Dicecar Mantan Camat soal Pengukuran 'Diam-diam' di Tanah Adat, Kepala BPN Sumba Tengah Bungkam?
BPN SUMBA TENGAH, siletsumba.com - Suasana Kantor Pertanahan (BPN) Sumba Tengah mendadak tegang, Rabu (10/12/2025). Rapat mediasi yang seharusnya mendamaikan keluarga Umbu Tiru dan Umbu Sina berubah menjadi ajang penghakiman terhadap kinerja BPN.
Ketegangan memuncak saat Mantan Camat Kecamatan Mamboro Bapak Umbu Kerinapu dari pihak keluarga Anapasoka (kubu Umbu Tiru) mempertanyakan legitimasi pengukuran 117 bidang tanah yang tiba-tiba muncul. Warga menduga proses ini cacat prosedur karena dilakukan di atas tanah ulayat tanpa sosialisasi yang memadai kepada para pemangku adat yang sah.

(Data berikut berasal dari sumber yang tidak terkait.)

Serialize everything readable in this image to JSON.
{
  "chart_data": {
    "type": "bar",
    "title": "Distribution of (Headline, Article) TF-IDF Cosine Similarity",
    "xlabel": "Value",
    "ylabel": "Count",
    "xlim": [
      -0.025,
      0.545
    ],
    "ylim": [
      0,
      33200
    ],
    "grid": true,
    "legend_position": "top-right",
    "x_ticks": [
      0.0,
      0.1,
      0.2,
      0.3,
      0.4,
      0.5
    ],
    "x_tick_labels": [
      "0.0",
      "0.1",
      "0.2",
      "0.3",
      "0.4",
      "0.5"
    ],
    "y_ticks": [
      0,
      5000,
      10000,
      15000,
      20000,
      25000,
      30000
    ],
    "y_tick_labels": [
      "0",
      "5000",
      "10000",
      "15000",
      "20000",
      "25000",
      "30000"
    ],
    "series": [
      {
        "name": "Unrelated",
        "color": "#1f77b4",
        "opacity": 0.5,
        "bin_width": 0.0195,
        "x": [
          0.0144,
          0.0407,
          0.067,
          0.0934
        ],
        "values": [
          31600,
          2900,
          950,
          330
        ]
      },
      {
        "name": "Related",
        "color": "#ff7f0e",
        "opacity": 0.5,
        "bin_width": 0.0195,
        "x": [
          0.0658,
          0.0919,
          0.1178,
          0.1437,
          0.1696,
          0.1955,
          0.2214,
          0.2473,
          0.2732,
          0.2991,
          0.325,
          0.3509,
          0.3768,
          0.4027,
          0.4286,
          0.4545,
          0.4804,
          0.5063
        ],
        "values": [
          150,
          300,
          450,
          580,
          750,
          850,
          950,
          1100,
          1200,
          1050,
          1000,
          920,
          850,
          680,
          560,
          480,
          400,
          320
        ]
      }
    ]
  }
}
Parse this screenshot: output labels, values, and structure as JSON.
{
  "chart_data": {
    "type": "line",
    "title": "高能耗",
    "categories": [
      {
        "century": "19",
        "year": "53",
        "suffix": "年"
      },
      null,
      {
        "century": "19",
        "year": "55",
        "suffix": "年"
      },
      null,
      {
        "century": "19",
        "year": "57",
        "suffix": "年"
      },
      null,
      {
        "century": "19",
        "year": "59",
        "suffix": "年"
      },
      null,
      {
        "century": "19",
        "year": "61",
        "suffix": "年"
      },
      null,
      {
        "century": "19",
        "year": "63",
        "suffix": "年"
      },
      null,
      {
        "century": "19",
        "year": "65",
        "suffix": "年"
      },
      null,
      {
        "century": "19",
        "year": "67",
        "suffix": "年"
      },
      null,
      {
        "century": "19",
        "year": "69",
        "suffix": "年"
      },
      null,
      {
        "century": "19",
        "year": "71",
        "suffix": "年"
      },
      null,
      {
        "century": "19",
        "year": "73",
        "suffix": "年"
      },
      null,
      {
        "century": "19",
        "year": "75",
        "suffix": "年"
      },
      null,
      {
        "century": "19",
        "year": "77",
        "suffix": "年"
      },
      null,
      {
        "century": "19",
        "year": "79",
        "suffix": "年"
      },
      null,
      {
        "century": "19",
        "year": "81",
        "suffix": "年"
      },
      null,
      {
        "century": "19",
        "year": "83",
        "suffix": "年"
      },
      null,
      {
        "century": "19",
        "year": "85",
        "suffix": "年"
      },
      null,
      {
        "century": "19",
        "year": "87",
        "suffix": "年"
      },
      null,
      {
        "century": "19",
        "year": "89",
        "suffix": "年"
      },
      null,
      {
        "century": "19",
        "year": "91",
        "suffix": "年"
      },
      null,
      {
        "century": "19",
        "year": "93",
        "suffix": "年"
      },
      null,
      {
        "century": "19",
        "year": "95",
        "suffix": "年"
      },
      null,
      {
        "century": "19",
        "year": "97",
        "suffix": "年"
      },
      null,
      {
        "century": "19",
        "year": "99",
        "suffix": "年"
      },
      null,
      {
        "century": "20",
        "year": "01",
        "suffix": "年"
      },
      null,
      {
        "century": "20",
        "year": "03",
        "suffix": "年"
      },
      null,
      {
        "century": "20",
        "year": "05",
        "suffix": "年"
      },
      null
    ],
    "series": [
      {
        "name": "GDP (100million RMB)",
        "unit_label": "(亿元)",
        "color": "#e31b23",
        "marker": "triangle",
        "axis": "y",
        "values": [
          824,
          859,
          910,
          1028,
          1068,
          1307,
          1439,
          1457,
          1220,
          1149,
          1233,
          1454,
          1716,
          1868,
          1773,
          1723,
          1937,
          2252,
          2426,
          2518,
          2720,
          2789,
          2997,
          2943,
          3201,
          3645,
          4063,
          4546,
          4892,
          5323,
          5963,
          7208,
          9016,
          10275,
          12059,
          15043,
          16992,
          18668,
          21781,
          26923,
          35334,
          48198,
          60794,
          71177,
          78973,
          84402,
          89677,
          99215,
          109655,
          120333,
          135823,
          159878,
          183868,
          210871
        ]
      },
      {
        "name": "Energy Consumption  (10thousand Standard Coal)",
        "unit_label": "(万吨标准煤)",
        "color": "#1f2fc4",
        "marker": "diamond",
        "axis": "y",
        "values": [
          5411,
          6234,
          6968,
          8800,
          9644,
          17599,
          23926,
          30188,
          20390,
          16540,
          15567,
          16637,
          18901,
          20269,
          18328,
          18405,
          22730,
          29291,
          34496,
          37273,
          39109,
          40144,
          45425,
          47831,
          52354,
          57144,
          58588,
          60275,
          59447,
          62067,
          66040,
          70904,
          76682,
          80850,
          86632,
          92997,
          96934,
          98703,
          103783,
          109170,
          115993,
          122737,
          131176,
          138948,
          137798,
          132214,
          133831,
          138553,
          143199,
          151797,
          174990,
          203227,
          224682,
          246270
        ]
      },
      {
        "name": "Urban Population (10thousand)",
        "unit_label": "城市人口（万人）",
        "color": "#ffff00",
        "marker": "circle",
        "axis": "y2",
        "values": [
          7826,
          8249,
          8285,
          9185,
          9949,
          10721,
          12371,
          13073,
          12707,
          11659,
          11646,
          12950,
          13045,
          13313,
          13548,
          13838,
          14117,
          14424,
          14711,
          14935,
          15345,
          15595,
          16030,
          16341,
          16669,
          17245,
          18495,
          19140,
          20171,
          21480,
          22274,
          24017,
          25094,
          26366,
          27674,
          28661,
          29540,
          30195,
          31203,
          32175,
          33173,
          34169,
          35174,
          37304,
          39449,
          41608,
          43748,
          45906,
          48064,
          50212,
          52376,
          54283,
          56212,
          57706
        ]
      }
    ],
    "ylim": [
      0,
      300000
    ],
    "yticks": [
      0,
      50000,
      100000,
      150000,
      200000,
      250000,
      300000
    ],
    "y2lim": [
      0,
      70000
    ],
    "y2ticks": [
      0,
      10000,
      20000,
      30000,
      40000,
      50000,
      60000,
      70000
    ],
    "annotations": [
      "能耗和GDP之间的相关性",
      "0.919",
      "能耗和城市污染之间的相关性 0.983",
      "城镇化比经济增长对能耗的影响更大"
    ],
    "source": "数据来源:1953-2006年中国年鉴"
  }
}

Saat dikonfirmasi dalam forum, Kepala BPN Sumba Tengah Pak Abel Asa Mau berdalih bahwa hal itu adalah kegiatan pengukuran rutin biasa berdasarkan permohonan. Jawaban ini dinilai tidak substansial dan terkesan menyepelekan kompleksitas tanah ulayat di Sumba.
Dalam rekaman video di lokasi, terdengar jelas protes keras warga yang merasa eksistensi suku mereka disangkal melalui proses administrasi ini. "Persoalan pengukuran tahun 2003 yang dilanjutkan... Ada penyangkalan terhadap eksistensi suku," teriak salah satu warga sebelum melakukan aksi walk out.
Kegagalan BPN mendeteksi potensi sengketa sebelum melakukan pengukuran massal ini menjadi sorotan tajam, membuktikan lemahnya verifikasi lapangan instansi tersebut.